Ariq duduk di bangku taman belakang rumahnya. Ia sudah berada sekitar satu jam di sana. Memetik gitar sembari bersenandung ria. Menyanyikan beberapa lagu kesukaannya. Pandangannya lurus ke depan, terfokus pada kolam ikan hias yang dipelihara ayahnya sejak 5 tahun yang lalu. Sangat indah, asri, dan rapi. Ayah Ariq memang patut diacungi jempol karena memiliki ketelatenan yang tak perlu diragukan lagi.

Permainan gitarnya terhenti. Kemudian ia menyandarkan gitarnya di sisi kiri bangku taman. Tangannya tergerak memungut selembar kertas berwarna hati yang tadi ia letakkan di sisi kirinya. Membaca sekali lagi untaian kata yang terukir di dalamnya.

Selamat Pagi, Kak!
Hari yang indah bukan?
Surat ini sebagai tanda perkenalan kita. Tapi aku harap, suatu hari nanti kita bisa berkenalan secara resmi:)

Mungkin sudah sepuluh kali Ariq membaca pesan itu, dan berkali-kali juga ia membolak-balik halamannya. Namun ia tak kunjung menemukan nama dari sang pengirim.

Rasa penasaran memang menghantuinya sedari tadi. Ia tak menyangka ternyata Karin tak berbohong. Surat itu nyata, bahkan goresan pada kertasnya tak mencerminkan bahwa itu ditulis oleh salah satu sahabatnya. Ya, kau tahu, sebagai lelucon. Tapi, satu yang ia ketahui. Pengirimnya sudah pasti adik kelasnya sendiri. Tapi kelas berapa ? X ? Atau XI ? Memikirkannya saja sudah membuat Ariq pusing, lalu memasukkan kembali surat itu ke saku celana pendeknya. Lalu ia memandang kembali kolam ikan hias yang ada didepannya itu. Saat memandang kolam itu, Ariq merasa sangat damai. Mungkin kolam itu mengandung sihir. Mikirkannya membuat Ariq menggeleng cepar. Tak mungkin ayahnya melakukan hal bodoh seperti itu.

"Ngelamun aja, ga bosan?" Ariq menoleh ke arah dimana suara itu datang. Berdiri disana seorang gadis berkuncir kuda dengan tangan yang memegangi tas selempangnya. Ia tersenyum saat Ariq melihat ke arahnya, dan Ariqpun membalas senyumannya.

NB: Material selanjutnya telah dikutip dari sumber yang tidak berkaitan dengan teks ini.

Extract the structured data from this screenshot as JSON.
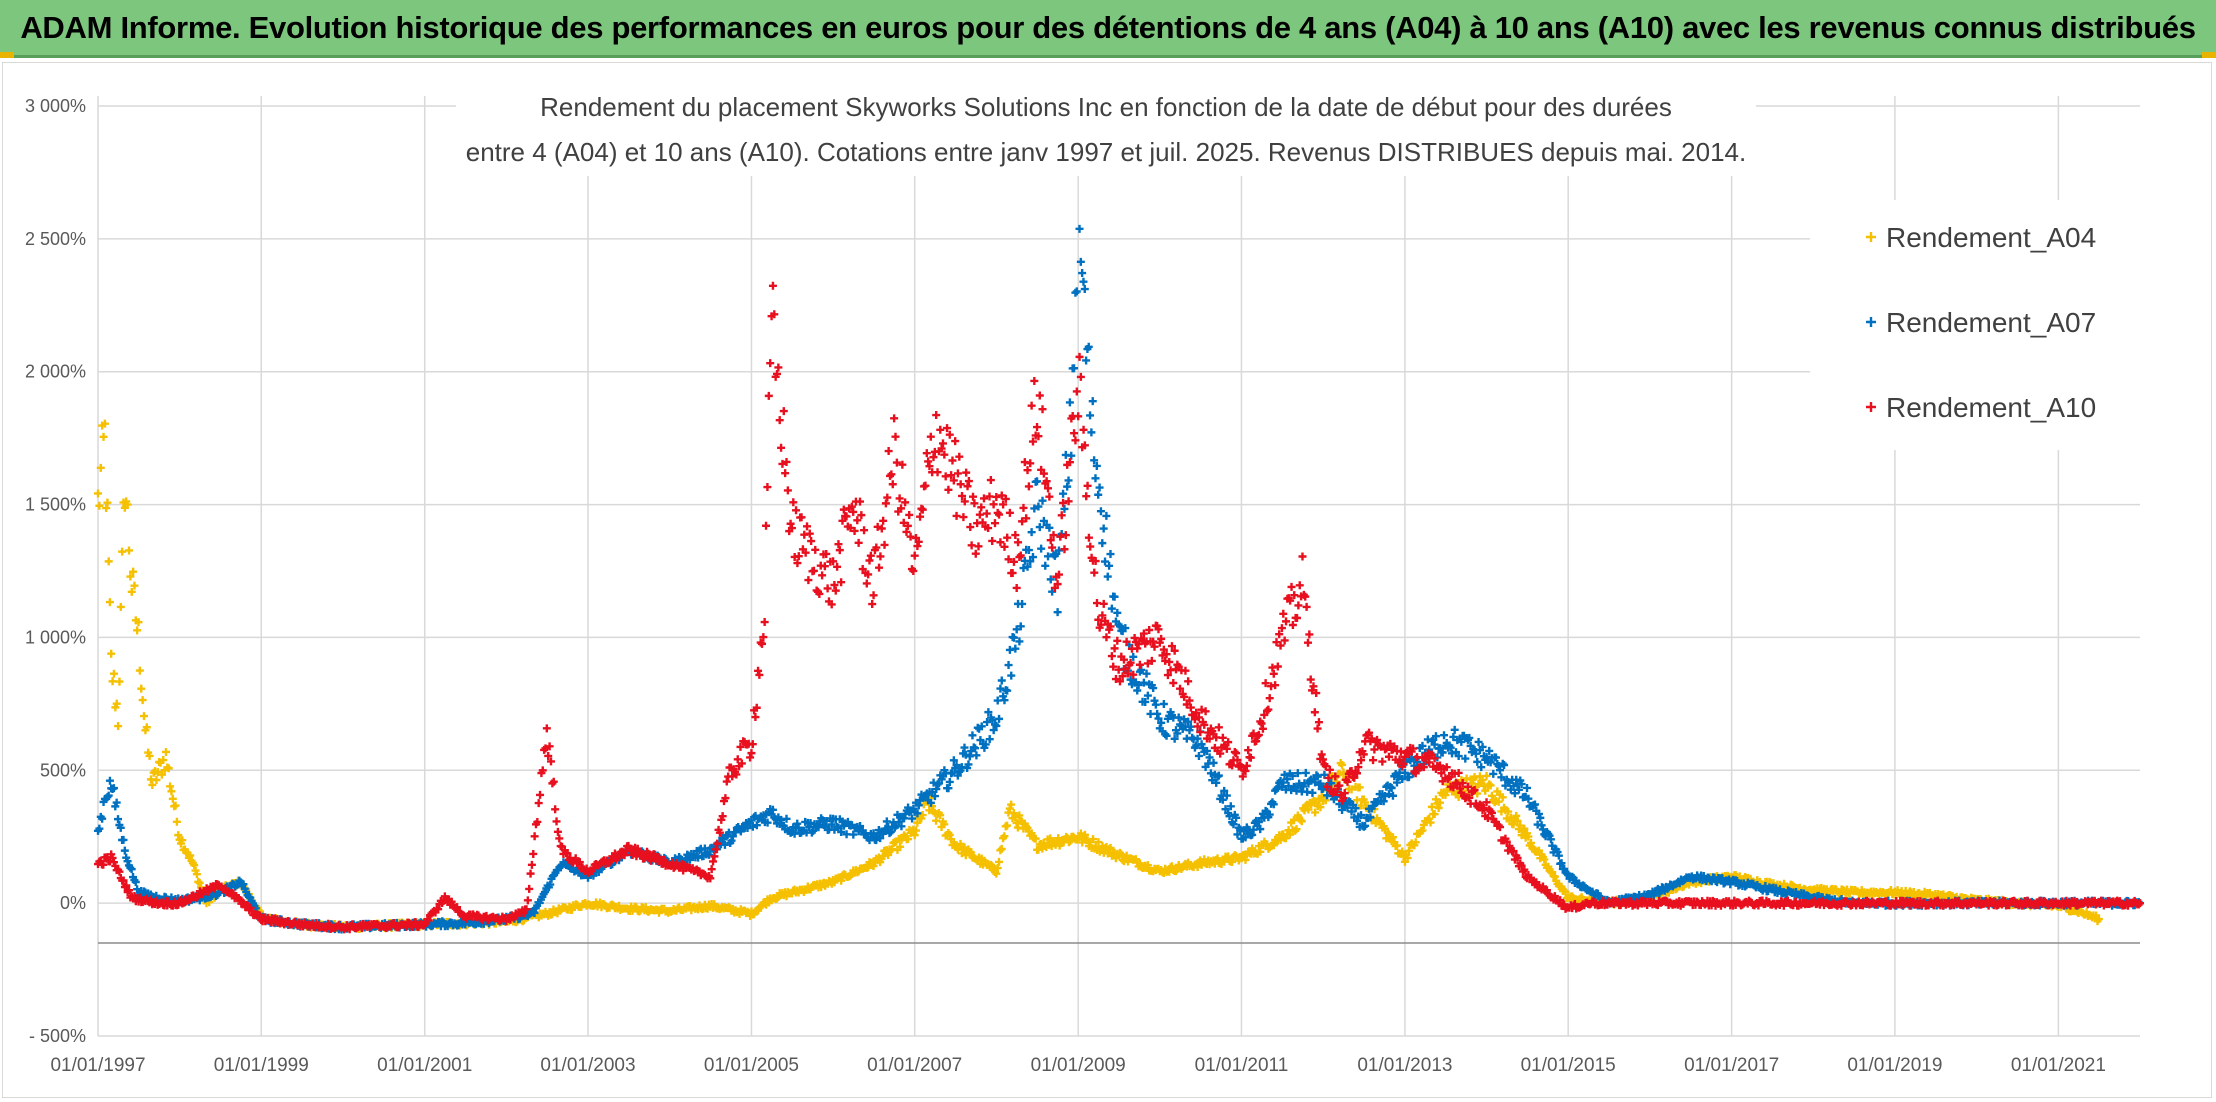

Manis, komentar yang selalu Ariq ucapkan selama 4 tahun mereka bersama. Gadis itu, masih dengan senyuman mengembang di wajahnya, menghampiri Ariq. Duduk disebelah kanan Ariq yang senantiasa menatapnya tanpa berkedip.

Tanpa aba-aba senyumannya memudar, kemudian ia memanyunkan bibirnya. Lagi-lagi, Ariq dengan bodohnya masih saja menatap.

Gadis itu mendengus sebal, "tadi aku lagi belajar masak sama bunda, tiba-tiba Karin nelfon. Katanya kamu punya penggemar ya?"

"Iya" jawab Ariq singkat, padat, jelas.

"Kok jawabnya gitu sih, kamu suka ya sama penggemar kamu" rengek gadis itu sambil memainkan tali tas selempangnya.

Ariq tersenyum asimetris, lalu menatap gadis itu dalam. Tangannya tergerak mengusap rambut gadis itu sayang.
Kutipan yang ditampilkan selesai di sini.